And the platform is effective. Daukšas proudly points out that “since the inception of Debunk.eu, journalists have debunked over 200 disinformation campaigns detected by the platform which were read more than 13 million times.”
The initiative has also received plenty of media and political attention for its work and was a finalist in a NATO competition for tech that detects malicious content online. This success has also set the platform to grow internationally. With backing from Google and the EU, Daukšas says the organisation will be “expanding its operations to Latvia and Estonia” and this will potentially “serve as a sandbox for drafting successful strategy and worldwide expansion in the future”.
Reinforcing the Fourth Estate
Daukšas does not see AI platforms like Debunk.eu as a ‘silver bullet’ to disinformation campaigns. Ultimately, citizens need to be “taught to distinguish between reliable and untrustworthy sources of information” themselves.
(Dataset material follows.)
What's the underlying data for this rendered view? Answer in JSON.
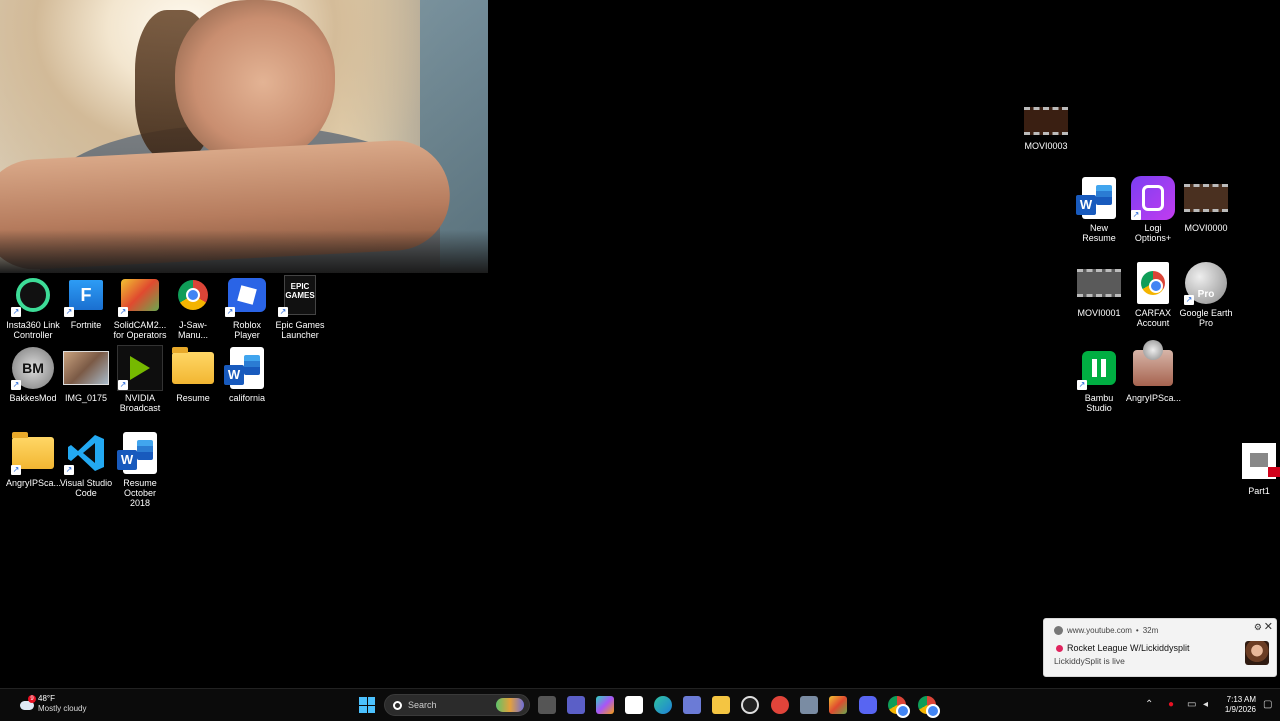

But, AI enhanced platforms like Debunk.eu can play a valuable tool in supporting the media to fight false information and lies.
“Debunkers play the role of online police – they identify and expose the bad actors, thus informing the audience which ‘internet neighbourhoods’ to avoid” argues Daukšas. “Debunking allows readers to see the scale, instances and sources of intentionally harmful techniques targeted at them.”
When AI and education are combined, society may just have a robust counterweight to one of the biggest challenges to modern democracies.